Rebecca Spalding and Rachel Keane are using the Storyline approach to develop their pupils’ language and literacy skills. They are class teachers at Moray Primary school – Rebecca has a primary 1 class, and Rachel teaches primary 2 pupils. They chose a Fairy tale context to target specific language skills and have been supporting each other in planning the structure of their storyline episodes since February. Both teachers feel the approach has had a very positive impact on their pupils’ literacy and personal skills.
The photos throughout this post evidence pupil development of sequencing skills within language tasks, creating a variety of texts, and the development of independent writing.
Rebecca feels that her pupils are better able to write sentences, and can interpret visual texts and re-tell stories with much more confidence and flair. Her class get so excited each time a letter or a message or book is left by the “dragon” (their main storyline character). The dragon leaves a trail of glitter to let the children know he has been, and they’ve decided that he sneaks in through their classroom window when they are not in school. The children are thrilled when each message appears and relish the tasks they need to do for the dragon. This approach motivates and engages the children and they can’t wait to post their messages into the dragon mailbox.
Rachel’s class have a knight as their main character and their classroom includes a wonderful castle frieze and life-size drawbridge where the children can play. Both classrooms are very stimulating learning environments because they have evolved and been led by the pupils’ response to the clues and messages received. The messages from the knight enable the children to take a problem-solving approach to each task he sets. Pupils are developing their creativity skills and a positive mindset towards their literacy. The photos show how relevant each literacy experience has been for the children, and where Rachel and Rebecca have taken advantage of natural links across learning. (Growing a bean when studying Jack and the Beanstalk, applying measuring skills and completing a technology/expressive arts rich homework task).
Rachel feels her pupils are much more engaged in their work.
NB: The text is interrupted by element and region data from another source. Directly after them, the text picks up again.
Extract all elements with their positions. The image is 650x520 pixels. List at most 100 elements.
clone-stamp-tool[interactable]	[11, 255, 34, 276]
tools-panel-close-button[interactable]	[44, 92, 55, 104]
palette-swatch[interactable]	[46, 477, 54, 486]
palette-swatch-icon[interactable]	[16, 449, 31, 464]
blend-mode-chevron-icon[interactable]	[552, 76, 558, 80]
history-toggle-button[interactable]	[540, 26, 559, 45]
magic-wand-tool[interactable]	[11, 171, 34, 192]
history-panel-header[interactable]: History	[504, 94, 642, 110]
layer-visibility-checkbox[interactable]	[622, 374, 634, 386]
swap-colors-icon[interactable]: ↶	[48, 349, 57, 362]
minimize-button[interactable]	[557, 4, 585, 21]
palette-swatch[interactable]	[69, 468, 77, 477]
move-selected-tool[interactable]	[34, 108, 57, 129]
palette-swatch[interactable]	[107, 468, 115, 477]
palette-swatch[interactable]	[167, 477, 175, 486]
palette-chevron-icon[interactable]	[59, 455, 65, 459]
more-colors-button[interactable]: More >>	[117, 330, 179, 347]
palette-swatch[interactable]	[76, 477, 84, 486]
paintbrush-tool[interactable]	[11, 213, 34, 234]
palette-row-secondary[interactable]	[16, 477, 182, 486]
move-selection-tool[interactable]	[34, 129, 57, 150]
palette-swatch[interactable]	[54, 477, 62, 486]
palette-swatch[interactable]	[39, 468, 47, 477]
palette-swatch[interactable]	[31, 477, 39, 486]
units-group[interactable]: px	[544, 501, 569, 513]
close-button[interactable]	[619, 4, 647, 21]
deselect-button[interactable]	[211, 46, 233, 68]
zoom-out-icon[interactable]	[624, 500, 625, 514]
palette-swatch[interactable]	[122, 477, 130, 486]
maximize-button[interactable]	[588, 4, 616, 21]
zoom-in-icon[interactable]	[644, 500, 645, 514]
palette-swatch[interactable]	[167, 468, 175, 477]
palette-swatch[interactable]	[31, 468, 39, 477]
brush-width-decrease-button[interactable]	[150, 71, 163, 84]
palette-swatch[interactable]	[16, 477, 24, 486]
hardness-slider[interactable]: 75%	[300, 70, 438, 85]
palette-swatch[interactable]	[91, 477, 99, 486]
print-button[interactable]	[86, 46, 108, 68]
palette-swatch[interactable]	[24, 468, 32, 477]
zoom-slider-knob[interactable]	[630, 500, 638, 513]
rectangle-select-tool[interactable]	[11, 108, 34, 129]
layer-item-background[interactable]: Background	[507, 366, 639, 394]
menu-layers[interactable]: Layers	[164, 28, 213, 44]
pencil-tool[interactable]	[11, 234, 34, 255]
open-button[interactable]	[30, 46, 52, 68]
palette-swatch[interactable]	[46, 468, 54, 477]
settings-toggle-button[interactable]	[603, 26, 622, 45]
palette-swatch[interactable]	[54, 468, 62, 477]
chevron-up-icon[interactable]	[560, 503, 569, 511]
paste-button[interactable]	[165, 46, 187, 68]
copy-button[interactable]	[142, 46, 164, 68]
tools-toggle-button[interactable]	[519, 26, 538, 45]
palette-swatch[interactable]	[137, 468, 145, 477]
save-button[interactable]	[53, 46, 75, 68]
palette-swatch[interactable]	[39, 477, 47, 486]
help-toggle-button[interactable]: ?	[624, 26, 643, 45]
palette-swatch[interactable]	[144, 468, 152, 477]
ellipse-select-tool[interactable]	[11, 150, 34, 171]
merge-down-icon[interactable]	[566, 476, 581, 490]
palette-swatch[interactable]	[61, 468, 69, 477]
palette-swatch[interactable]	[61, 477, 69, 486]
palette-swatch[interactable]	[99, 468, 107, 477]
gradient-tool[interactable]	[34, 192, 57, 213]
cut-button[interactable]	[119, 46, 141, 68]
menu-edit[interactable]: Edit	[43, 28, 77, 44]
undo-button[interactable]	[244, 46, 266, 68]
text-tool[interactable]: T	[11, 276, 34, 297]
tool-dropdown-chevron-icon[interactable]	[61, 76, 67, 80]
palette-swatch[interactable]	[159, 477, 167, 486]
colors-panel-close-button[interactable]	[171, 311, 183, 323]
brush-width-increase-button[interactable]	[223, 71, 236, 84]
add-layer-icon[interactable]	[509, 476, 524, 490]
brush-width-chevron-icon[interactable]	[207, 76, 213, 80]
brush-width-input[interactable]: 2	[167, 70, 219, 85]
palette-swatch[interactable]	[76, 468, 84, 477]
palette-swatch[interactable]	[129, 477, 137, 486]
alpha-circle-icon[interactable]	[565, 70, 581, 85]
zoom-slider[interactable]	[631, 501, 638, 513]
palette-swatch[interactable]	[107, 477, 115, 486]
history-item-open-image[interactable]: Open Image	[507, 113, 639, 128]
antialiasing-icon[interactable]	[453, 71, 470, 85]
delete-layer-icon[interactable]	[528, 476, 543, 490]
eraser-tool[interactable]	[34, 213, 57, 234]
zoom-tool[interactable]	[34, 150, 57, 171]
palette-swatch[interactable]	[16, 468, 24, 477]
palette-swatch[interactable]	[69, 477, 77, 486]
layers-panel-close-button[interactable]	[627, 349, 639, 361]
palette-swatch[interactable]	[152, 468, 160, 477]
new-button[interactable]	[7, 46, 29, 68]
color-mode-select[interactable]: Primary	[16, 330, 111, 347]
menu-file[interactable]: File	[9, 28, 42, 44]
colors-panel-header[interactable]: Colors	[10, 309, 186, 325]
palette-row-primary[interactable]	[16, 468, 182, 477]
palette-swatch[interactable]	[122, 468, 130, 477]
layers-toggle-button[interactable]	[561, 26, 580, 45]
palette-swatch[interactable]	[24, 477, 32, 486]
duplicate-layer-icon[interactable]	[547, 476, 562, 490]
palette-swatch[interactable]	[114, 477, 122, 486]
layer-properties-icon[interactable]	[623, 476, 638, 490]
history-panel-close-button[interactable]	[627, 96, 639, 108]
They are more confident about their literacy skills and are more willing to share their ideas and suggestions. They can sequence a story better and are more independent when writing.
One of the most noticeable changes for Rachel and Rebecca has been the increase in pupils choosing to read. Pupils are reading for enjoyment and picking up books much more often than before. Both teachers feel they have been able to build personalisation and choice into their storyline by following the prior knowledge their pupils have of traditional tales. Using these stories as a focus fits well with the discrete active literacy work being done in class, and offers opportunities for pupils to broaden, challenge and apply their literacy skills. Both classes are perfecting their classrooms and preparing for their big storyline celebration in the last week of term. The pupils are looking forward to sharing their learning with the guests they have invited along.